Blog Review of The Beautiful One…

Thanks to Gillian Marchenko for her lovely review of my new book. You can read it here.

And while you’re there, dip into some of her posts on her multicultural family, and parenting a child with special needs.

Wheelchair Golf

Last fall, a municipal putting course opened nearby our house. According to the newspaper, construction costs were around 3 million dollars. At any given time, there might be four or five groups playing – hardly enough to support/justify the expense, I would think. Anyway, inspired by Ryo Ishikawa’s amazing/record-breaking score of 58 the other day (12 birdies!), we decided to try out the course.

Yesterday, it being a public holiday and sunny, too, there were lots of people – grandpas with kids, families with babies in strollers, couples on dates. I saw quite a few women in skirts and ruffles. At least two wore spiky heels.

We brought Lilia onto the course in her wheelchair. And here I should tell you that it’s not a professional-type putting course for serious golfers. The balls are colored, and the putters are short with big fat balls on the end – not standard equipment. It’ s more of a place for family recreation and exercise for the elderly.
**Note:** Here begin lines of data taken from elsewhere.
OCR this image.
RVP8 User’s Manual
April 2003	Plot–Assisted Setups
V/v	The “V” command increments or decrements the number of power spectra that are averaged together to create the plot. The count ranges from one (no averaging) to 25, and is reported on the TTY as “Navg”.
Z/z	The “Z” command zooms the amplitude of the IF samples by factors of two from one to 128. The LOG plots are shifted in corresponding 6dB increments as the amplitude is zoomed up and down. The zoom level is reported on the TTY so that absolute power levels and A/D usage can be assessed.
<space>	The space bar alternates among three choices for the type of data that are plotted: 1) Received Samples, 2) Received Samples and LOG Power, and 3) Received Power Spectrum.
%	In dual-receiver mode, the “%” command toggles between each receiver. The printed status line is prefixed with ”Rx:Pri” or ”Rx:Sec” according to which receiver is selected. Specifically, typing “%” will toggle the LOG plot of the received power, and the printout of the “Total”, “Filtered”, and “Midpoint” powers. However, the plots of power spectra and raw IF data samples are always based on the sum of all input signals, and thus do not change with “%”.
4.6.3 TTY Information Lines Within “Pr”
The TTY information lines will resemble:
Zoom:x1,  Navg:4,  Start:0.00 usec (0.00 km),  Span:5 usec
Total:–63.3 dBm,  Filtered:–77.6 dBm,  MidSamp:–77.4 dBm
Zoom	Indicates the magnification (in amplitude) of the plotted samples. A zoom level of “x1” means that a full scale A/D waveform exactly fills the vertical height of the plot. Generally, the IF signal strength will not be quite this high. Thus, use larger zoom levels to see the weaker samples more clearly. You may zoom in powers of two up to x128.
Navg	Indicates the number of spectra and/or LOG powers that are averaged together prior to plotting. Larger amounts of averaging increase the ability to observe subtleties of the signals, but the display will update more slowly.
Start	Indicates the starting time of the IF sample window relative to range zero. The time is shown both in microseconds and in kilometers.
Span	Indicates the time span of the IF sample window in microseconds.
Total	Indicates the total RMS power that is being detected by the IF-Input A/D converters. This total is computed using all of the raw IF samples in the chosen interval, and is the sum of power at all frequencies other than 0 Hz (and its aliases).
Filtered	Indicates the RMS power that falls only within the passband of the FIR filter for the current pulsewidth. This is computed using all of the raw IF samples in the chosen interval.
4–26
Lilia did pretty well. It took her quite a few whacks to get the ball into the hole, but she could do it. We were all having a good time, and I was thinking, wow, this is something fun that we can do from time to time. But then, around the 17th hole, one of the retired gentlemen who works at the course came running over, smile on his face, to ask us not to bring the wheelchair on the green. It should be noted that we weren’t leaving any tracks. I’ll bet those spiky heels did more damage.

We finished the course with a bittersweet feeling. The public putt course is not for everyone, after all.

Half or Double?

In today’s edition of The Japan Times, Kristy Kosaka writes about the  half/double dilemma

My husband and I had a little chat about it this morning at breakfast.  “What do you think is the best term for children like ours?” I asked him.  “Half, bi, or double?”
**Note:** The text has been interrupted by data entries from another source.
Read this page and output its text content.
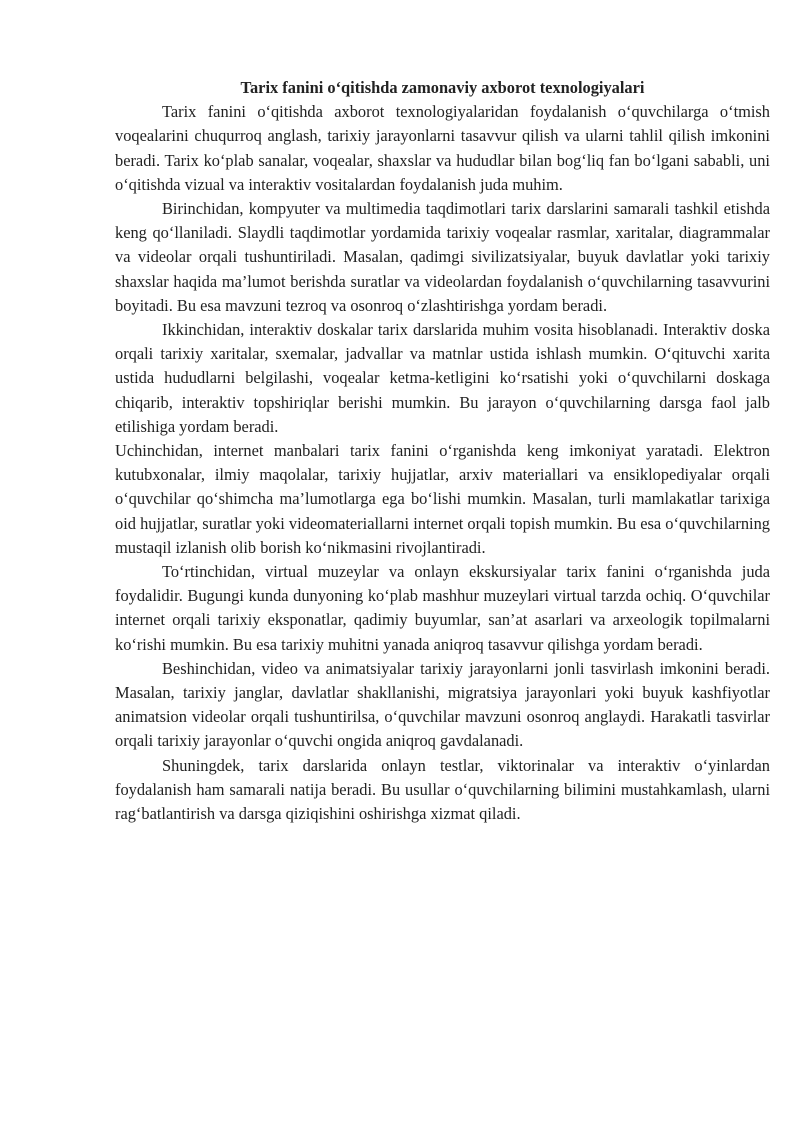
Tarix fanini o‘qitishda zamonaviy axborot texnologiyalari

Tarix fanini o‘qitishda axborot texnologiyalaridan foydalanish o‘quvchilarga o‘tmish voqealarini chuqurroq anglash, tarixiy jarayonlarni tasavvur qilish va ularni tahlil qilish imkonini beradi. Tarix ko‘plab sanalar, voqealar, shaxslar va hududlar bilan bog‘liq fan bo‘lgani sababli, uni o‘qitishda vizual va interaktiv vositalardan foydalanish juda muhim.

Birinchidan, kompyuter va multimedia taqdimotlari tarix darslarini samarali tashkil etishda keng qo‘llaniladi. Slaydli taqdimotlar yordamida tarixiy voqealar rasmlar, xaritalar, diagrammalar va videolar orqali tushuntiriladi. Masalan, qadimgi sivilizatsiyalar, buyuk davlatlar yoki tarixiy shaxslar haqida ma’lumot berishda suratlar va videolardan foydalanish o‘quvchilarning tasavvurini boyitadi. Bu esa mavzuni tezroq va osonroq o‘zlashtirishga yordam beradi.

Ikkinchidan, interaktiv doskalar tarix darslarida muhim vosita hisoblanadi. Interaktiv doska orqali tarixiy xaritalar, sxemalar, jadvallar va matnlar ustida ishlash mumkin. O‘qituvchi xarita ustida hududlarni belgilashi, voqealar ketma-ketligini ko‘rsatishi yoki o‘quvchilarni doskaga chiqarib, interaktiv topshiriqlar berishi mumkin. Bu jarayon o‘quvchilarning darsga faol jalb etilishiga yordam beradi.

Uchinchidan, internet manbalari tarix fanini o‘rganishda keng imkoniyat yaratadi. Elektron kutubxonalar, ilmiy maqolalar, tarixiy hujjatlar, arxiv materiallari va ensiklopediyalar orqali o‘quvchilar qo‘shimcha ma’lumotlarga ega bo‘lishi mumkin. Masalan, turli mamlakatlar tarixiga oid hujjatlar, suratlar yoki videomateriallarni internet orqali topish mumkin. Bu esa o‘quvchilarning mustaqil izlanish olib borish ko‘nikmasini rivojlantiradi.

To‘rtinchidan, virtual muzeylar va onlayn ekskursiyalar tarix fanini o‘rganishda juda foydalidir. Bugungi kunda dunyoning ko‘plab mashhur muzeylari virtual tarzda ochiq. O‘quvchilar internet orqali tarixiy eksponatlar, qadimiy buyumlar, san’at asarlari va arxeologik topilmalarni ko‘rishi mumkin. Bu esa tarixiy muhitni yanada aniqroq tasavvur qilishga yordam beradi.

Beshinchidan, video va animatsiyalar tarixiy jarayonlarni jonli tasvirlash imkonini beradi. Masalan, tarixiy janglar, davlatlar shakllanishi, migratsiya jarayonlari yoki buyuk kashfiyotlar animatsion videolar orqali tushuntirilsa, o‘quvchilar mavzuni osonroq anglaydi. Harakatli tasvirlar orqali tarixiy jarayonlar o‘quvchi ongida aniqroq gavdalanadi.

Shuningdek, tarix darslarida onlayn testlar, viktorinalar va interaktiv o‘yinlardan foydalanish ham samarali natija beradi. Bu usullar o‘quvchilarning bilimini mustahkamlash, ularni rag‘batlantirish va darsga qiziqishini oshirishga xizmat qiladi.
Hafu, the Japanese rendition of “half”, is the most common way to describe children with one Japanese parent and one foreign parent.  To me, it brings to mind that old Cher song, “Half-breed.”  (“Half-breed, how I learned to hate that word,” etc.).  My husband, however, has memories of a Japanese musical group from the 70s called Golden Half.  Apparently, they were biracial and way cool.

“What about bi?” I asked him.  (Actually, this sounds like “bisexual to me,” but I tend to refer to our children as “bicultural.”

“That makes me think about buying something,” he said.

Okay, whatever.  “How about ‘double’?”  This is a more recent term, one, I believe, that was coined, or at least encouraged by, filmmaker Reggie Life.

For my husband, that would be two fingers of whiskey.

So what do you call your kids?

Punk Babysitters

In one or two movies I’ve seen recently, there were punk babysitters with pierced noses, multiply-pierced ears, dyed hair, and in at least one case, a surly attitude.  These babysitters appeared for comic effect, and I’ve always believed that no mother would seriously hire someone looking like that to take care of their kids.  I guess that shows my Midwestern, middle-aged conservatism.

This weekend, I went to Tokyo for Writer’s Day, an event put on by the Tokyo Branch of SCBWI.  It was world class.  Three international picture book writers (actually one, Tanya Batt, bills herself as more of a storyteller) gave stellar presenations.  Irene Smalls had us acting out our characters, and Laura Rennert, of the Andrea Brown Literary Agency, had us all dreaming of half a million dollar deals (the kind that she puts together), but she also gave us some very practical advice.  (And she told us fun stuff about her husband Barry Eisler.)

I had a great time, and my mind was at ease because I knew that my kids were safe at my sister-in-law’s.  I trust her, and the kids love her.  She had a few errands, so she told me in advance that one of my niece’s friends would be helping with the babysitting.  I’ve never met this girl, but my kids have, and they like her.  And if my sister-in-law says she’d dependable, then I believe her.

Last night, as I was tucking Lilia into bed, I asked if she’d finished her homework.

“Yes,” she signed.  “B. [the friend] helped me.”

“Wonderful!” I said, liking B. very much at that moment.

Then Lilia pointed to her tongue and made the sign for “ouch.”   A stud??

“Does B. have a pierced tongue?” I asked Yoshi.

“Yes,” he said, “and multiple piercings in her ears.”

This morning it occurred to me to ask Jio about her hair color.

“It’s yellow,” Jio said.  (B. is a high school drop-out.)


I’ve totally revised my ideas about pierced and dyed babysitters.   Anyone who can get Lilia to do the weekend’s  homework in one day is all right in my book.  Punk babysitters rule!

Speed Racer

The other day we were all in the car, cruising down the narrow back roads of rural Japan.  The speed limit where we were was 40 km/hour, but Yoshi was going 50 km/hour.  “Daddy is breaking the law,” my son piped up from the back seat.  I didn’t even know that he knew that phrase in English.